Studie fordert umgehenden Kohleausstieg

Seite 2: Verbilligte Kohle könnte bei Stahl- und Zementproduktion eingesetzt werden

Da diese ausschließlich auf den Kraftwerkssektor zielen, bestehe vielmehr die Gefahr, dass der sinkende Kohlepreis aufgrund der verminderten Nachfrage nach Kraftwerkskohle Anreize unter anderem in der Stahl- und Zementproduktion sowie in der chemischen Industrie zu vermehrten Kohleeinsatz schaffe.

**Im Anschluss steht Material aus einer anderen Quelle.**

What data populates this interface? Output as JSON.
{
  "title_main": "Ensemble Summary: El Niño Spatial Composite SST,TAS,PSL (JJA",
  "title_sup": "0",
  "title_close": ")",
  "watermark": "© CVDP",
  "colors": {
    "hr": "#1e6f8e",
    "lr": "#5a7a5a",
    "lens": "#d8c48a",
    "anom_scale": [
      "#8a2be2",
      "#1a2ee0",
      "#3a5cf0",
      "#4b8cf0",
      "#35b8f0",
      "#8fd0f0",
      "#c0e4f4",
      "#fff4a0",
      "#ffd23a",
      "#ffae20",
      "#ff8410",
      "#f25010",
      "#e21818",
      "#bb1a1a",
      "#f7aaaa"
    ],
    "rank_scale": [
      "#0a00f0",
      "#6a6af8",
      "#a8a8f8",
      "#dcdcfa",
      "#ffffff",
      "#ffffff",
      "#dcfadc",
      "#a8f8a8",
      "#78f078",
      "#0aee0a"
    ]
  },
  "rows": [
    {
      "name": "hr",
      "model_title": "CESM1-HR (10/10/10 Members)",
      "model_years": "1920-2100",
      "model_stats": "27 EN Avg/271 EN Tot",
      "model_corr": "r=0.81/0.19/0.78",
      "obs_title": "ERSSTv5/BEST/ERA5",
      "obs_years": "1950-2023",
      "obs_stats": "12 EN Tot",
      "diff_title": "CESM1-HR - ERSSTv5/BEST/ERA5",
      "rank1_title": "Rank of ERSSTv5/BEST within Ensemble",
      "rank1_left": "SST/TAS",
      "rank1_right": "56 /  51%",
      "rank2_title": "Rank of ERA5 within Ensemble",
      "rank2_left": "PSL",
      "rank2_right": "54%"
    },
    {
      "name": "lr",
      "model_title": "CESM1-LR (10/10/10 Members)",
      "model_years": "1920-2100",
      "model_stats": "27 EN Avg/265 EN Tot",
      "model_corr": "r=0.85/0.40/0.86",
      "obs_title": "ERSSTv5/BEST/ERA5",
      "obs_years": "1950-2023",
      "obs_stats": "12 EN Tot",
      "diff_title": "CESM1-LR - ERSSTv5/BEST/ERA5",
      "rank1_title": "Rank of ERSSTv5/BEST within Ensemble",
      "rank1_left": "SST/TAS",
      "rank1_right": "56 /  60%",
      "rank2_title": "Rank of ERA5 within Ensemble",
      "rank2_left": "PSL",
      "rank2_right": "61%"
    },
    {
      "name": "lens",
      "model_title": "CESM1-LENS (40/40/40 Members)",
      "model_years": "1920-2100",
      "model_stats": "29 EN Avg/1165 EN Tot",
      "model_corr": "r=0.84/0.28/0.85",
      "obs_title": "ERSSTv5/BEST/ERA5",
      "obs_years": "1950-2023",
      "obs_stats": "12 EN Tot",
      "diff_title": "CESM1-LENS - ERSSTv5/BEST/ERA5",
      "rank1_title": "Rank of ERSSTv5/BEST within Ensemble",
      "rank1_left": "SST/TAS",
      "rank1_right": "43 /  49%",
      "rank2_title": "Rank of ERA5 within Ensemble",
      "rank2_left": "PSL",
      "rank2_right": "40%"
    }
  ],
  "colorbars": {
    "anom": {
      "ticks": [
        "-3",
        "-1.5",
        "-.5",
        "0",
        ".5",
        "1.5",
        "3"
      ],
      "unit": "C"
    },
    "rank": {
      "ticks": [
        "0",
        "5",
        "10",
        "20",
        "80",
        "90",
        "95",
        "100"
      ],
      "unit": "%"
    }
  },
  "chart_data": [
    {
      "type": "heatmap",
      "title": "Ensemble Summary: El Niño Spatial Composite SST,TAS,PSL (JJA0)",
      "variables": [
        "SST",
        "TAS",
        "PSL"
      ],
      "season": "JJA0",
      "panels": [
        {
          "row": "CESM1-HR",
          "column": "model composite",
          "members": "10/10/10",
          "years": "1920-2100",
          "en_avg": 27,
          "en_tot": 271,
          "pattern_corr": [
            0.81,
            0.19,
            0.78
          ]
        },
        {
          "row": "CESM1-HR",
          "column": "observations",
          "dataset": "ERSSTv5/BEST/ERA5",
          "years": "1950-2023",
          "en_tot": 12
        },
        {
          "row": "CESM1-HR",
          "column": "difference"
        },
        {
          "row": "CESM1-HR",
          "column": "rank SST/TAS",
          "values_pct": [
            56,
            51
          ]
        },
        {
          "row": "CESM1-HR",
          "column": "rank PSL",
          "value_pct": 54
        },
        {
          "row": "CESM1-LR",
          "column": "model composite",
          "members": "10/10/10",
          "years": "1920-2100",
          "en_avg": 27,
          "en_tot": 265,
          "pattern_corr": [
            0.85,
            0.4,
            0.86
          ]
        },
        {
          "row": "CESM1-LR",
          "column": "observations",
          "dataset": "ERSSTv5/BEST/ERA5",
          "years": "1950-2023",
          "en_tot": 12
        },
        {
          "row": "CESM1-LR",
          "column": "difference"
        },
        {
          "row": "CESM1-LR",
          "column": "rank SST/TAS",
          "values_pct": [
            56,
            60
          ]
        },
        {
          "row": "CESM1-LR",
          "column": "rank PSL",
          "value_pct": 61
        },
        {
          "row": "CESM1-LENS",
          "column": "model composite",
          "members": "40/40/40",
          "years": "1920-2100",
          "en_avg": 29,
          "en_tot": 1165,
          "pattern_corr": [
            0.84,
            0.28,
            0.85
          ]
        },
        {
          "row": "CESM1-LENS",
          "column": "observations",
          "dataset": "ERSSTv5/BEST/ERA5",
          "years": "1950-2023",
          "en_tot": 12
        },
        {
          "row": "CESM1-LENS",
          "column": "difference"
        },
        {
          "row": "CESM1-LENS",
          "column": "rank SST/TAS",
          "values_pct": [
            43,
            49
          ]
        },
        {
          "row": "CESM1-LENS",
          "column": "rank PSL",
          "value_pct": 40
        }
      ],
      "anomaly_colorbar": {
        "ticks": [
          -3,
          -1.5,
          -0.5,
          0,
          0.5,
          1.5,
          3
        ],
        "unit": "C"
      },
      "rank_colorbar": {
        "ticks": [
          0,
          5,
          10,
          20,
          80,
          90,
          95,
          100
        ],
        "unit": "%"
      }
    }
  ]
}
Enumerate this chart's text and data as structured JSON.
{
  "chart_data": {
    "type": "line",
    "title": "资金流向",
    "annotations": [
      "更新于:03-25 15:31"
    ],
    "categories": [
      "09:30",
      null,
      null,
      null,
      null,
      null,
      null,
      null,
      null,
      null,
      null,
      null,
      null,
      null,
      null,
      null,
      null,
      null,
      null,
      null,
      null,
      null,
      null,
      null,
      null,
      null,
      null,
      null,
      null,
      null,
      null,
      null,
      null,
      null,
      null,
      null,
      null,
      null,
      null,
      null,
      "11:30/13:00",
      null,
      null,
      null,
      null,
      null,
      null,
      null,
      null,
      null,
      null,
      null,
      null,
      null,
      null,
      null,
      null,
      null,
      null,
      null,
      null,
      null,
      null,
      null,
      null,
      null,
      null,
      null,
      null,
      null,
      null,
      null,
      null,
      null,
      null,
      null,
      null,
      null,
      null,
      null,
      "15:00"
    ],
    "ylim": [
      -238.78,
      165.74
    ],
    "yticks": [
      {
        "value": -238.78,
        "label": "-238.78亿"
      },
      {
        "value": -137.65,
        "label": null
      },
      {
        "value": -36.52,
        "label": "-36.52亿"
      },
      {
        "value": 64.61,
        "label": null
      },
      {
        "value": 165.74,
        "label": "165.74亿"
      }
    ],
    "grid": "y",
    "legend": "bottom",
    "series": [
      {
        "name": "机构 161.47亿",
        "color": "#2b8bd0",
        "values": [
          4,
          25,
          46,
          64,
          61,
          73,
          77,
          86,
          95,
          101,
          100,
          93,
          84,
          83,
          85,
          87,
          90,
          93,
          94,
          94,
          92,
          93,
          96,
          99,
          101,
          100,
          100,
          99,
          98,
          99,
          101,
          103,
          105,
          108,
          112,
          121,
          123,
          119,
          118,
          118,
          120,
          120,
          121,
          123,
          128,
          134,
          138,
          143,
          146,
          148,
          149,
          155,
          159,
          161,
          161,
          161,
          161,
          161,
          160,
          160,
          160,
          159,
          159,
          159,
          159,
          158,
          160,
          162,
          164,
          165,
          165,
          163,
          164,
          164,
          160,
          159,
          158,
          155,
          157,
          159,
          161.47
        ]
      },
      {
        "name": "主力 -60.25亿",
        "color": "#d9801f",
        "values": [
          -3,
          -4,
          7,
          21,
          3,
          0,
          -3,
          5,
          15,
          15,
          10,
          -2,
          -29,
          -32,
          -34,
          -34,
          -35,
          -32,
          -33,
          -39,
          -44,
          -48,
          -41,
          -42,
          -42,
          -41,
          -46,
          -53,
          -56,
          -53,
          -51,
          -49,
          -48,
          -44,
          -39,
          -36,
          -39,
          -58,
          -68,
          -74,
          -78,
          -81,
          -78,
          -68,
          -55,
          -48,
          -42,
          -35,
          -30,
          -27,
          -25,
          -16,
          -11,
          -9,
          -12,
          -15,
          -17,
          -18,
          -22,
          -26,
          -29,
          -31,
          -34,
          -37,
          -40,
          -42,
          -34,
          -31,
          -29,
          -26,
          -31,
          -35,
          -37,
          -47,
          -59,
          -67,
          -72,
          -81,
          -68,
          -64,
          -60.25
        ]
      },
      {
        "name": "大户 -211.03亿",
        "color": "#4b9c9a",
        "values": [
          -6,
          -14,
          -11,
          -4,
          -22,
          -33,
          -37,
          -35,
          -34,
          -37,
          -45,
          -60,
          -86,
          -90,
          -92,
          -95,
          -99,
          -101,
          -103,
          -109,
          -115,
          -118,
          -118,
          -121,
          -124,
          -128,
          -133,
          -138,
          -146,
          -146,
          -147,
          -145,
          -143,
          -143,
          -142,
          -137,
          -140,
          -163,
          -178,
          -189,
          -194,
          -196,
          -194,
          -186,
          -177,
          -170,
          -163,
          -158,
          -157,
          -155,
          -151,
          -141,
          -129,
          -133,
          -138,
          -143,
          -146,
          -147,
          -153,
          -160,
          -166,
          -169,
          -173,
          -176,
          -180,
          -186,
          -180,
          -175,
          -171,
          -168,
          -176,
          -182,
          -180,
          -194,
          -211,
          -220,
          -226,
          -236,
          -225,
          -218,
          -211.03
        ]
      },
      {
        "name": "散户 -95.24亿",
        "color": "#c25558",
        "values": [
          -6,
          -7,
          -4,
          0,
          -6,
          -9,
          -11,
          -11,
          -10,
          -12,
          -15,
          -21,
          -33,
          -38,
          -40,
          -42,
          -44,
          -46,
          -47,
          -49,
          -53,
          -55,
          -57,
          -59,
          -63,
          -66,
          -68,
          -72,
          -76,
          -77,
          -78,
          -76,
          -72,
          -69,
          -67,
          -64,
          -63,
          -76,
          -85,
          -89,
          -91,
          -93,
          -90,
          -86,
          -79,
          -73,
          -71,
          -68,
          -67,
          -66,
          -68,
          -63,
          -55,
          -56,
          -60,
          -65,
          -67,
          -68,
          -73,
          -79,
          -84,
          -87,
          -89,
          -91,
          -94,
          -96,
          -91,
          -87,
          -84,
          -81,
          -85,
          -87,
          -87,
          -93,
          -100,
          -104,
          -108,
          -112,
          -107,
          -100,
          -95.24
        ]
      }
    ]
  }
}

Das Potsdam-Institut für Klimafolgenforschung, an dem einer der Autoren arbeitet, schreibt dazu in einer Presseerklärung:

Länder, die aus der Kohleverstromung aussteigen wollen, müssen ihre politische Strategie ausweiten, da sie sonst Gefahr laufen, das überschüssige Kohleangebot in andere Industriezweige im eigenen Land zu verlagern, etwa in die Stahlproduktion.

Das trifft sicherlich auch auf Deutschland zu. Zwar gibt es hierzulande erste Versuche der Stahlerzeugung mit Wasserstoff statt Kokskohle, doch gibt es bisher, abgesehen von der CO2-Bepreisung weder einen Ausstiegsplan noch direkte Reglementierungen des Kohleeinsatzes außerhalb der Kraftwerke.

Ohne einen Kurswechsel der Antikohle-Allianz laufe die Welt Gefahr, das seinerzeit 2015 in Paris verabredete Ziel zu verfehlen. Bis 2050 müssen nämlich die globalen Treibhausgase auf netto-null heruntergefahren werden. Was absolut nicht zu vermeiden ist, muss auf die eine oder andere Art kompensiert werden.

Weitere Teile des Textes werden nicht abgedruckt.